Era la prima volta che Xavier la sentiva parlare. Sorrise automaticamente, nonostante quel sadismo non gli andasse proprio a genio.
No, a lui andava a genio soltanto il proprio, di sadismo.
“Come ti sei permessa di parlare?!” urlò Zed, furibondo, sollevandosi di peso dalla sedia pomposa con il sedile di velluto rosso. Si mosse con passi stentati ed una zoppia che non riusciva a nascondere, fino a raggiungere la donna.
L’afferrò per i capelli e la costrinse ad alzare il mento.
“No!” urlò quella, terrorizzata mentre la benda continuava ad inzupparsi di lacrime.
“Non devi permetterti mai più di parlare! Mai più! Il tuo solo scopo è suonare! Suonare questo maledetto Steinway! Hai deciso tu di non voler morire! Ora sei condannata a suonare per sempre, finché non morirai!

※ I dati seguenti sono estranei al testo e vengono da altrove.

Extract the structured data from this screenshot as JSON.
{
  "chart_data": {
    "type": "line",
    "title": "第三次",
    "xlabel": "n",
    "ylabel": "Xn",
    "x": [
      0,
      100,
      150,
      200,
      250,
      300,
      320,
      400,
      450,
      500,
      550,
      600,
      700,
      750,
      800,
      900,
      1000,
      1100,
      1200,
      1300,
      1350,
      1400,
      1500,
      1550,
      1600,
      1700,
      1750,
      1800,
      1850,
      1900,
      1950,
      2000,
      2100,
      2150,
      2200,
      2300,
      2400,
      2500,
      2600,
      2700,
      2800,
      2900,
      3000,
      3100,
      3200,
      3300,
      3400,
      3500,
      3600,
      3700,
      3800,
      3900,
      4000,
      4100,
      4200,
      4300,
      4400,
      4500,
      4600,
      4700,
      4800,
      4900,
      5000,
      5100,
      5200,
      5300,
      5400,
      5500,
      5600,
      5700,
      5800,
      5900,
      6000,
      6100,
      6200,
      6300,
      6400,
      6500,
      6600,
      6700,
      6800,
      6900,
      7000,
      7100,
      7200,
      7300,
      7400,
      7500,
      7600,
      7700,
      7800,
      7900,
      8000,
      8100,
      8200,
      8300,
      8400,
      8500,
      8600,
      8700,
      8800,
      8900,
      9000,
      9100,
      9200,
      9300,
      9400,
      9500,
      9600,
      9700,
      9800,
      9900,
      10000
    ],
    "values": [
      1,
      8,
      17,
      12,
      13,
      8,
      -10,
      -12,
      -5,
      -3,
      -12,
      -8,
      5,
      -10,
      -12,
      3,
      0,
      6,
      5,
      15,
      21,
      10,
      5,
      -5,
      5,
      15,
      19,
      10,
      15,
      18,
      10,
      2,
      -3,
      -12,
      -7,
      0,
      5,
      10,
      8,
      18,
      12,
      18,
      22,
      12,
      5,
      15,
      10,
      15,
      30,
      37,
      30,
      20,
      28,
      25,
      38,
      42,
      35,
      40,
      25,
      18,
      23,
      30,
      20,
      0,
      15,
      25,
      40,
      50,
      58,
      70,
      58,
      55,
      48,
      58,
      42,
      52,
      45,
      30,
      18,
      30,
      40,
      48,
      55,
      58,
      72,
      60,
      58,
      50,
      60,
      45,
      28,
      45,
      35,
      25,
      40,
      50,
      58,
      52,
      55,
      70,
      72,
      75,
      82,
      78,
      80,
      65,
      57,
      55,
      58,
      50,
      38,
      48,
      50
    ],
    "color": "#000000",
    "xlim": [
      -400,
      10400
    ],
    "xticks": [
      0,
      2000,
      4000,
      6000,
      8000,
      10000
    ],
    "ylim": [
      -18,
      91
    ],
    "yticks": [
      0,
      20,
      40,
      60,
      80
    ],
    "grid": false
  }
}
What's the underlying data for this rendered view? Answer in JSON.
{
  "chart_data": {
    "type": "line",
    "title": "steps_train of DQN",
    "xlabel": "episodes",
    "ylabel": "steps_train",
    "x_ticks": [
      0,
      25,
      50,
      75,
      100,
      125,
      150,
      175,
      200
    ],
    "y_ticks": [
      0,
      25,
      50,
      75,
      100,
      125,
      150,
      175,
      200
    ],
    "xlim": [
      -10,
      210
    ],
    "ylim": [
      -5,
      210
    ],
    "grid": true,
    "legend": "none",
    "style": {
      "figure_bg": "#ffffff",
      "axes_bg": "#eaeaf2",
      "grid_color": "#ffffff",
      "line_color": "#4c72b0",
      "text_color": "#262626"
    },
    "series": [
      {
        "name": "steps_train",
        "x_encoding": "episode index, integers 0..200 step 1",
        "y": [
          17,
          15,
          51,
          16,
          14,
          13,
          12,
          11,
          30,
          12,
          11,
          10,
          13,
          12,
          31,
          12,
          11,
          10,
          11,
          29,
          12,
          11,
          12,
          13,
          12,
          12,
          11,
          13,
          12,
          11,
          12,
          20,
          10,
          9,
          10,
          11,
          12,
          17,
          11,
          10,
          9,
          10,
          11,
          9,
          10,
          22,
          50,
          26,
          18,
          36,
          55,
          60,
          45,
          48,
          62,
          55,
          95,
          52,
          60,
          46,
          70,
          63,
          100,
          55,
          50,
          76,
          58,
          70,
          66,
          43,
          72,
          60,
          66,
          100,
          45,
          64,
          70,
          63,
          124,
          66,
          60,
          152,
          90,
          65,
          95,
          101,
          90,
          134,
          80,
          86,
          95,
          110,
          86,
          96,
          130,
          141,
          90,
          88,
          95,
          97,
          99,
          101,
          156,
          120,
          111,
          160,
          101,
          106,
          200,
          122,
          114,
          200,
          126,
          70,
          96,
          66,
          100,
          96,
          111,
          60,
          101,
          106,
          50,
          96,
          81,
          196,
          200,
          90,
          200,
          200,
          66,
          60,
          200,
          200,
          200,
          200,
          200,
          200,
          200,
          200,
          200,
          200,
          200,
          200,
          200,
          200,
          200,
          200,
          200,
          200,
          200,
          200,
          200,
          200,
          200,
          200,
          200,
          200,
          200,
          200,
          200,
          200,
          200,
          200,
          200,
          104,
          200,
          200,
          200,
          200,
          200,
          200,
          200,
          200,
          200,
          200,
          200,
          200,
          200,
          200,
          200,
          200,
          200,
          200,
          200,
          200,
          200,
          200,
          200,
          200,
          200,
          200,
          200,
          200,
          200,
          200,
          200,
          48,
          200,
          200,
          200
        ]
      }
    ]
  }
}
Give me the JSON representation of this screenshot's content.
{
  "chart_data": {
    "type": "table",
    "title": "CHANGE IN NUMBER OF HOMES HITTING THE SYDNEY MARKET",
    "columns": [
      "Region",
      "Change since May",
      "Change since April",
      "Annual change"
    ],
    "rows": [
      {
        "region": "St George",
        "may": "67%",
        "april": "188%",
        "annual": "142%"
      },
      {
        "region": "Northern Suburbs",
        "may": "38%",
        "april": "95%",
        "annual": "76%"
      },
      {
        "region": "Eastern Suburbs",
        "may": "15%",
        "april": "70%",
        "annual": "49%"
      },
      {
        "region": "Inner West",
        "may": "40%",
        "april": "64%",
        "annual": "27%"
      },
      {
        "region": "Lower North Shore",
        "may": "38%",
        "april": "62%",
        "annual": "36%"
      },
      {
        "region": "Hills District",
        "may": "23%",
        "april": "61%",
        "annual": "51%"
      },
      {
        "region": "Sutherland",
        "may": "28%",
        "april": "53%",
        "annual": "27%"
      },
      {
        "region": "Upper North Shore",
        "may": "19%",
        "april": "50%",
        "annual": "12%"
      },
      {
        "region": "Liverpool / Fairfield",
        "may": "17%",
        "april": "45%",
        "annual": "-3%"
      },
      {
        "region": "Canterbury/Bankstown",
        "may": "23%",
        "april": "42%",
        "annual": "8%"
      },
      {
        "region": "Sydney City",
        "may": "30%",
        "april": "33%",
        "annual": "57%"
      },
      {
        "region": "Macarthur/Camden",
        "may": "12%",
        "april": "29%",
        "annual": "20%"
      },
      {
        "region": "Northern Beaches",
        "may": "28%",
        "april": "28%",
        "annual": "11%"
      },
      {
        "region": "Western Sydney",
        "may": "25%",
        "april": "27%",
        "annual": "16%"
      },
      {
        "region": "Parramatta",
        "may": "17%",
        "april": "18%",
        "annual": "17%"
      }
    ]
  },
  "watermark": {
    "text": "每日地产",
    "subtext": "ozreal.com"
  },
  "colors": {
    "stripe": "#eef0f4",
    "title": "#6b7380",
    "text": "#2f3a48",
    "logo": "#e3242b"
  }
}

Hai capito?!”.
E poi le diede due ceffoni violenti, uno di dritto ed uno di manrovescio.
Cassandra cadde dallo sgabello, scosciando il grande vestito bianco e mostrando la gamba.
“Ora inginocchiati verso la mia voce e chiedi perdono al Dottor Solomon per la tua negligenza!”.
La voce di Zed rimbombava per le pareti.
La donna piangeva, con labbro spaccato che bruciava; sistemò la veste che sentiva troppo storta sulle gambe e poi si inginocchiò verso l’uomo che l’aveva ridotta in quello stato.
“Chiedi scusa!” urlò ancora Zed.
“Non ce n’è bisogno, io stavo per andare” s’inserì Xavier.
“Non si muova di lì! Parla, lurida puttana!”.
“S-sc... scusi... Dottor Solomon, scusi...”.
“Non sento!” urlò Zed, dandole un calcio sul braccio. “Più forte”.
La donna perse stabilità e cadde col volto per terra. Pianse più forte. “Scusi!” urlò.
“Scusi chi?!”.
“Scusi, Dottor Solomon!” continuò la donna.
Poi il silenzio. “Non era necessario” tuonò Xavier.
“Lei si faccia gli affari propri” fece Mr. Epsilon.
Xavier si voltò, cercando lo sguardo dell’uomo nascosto però dalla tesa del cappuccio.
“Alina, Elisa, venite a prendere questa miserabile e medicatela. E tu, Cassandra, dovrai continuare a suonare. Hai capito?!”.
“Sì, papà” piangeva lei, mentre Felicità e Tristezza la raccoglievano da terra e la portavano via.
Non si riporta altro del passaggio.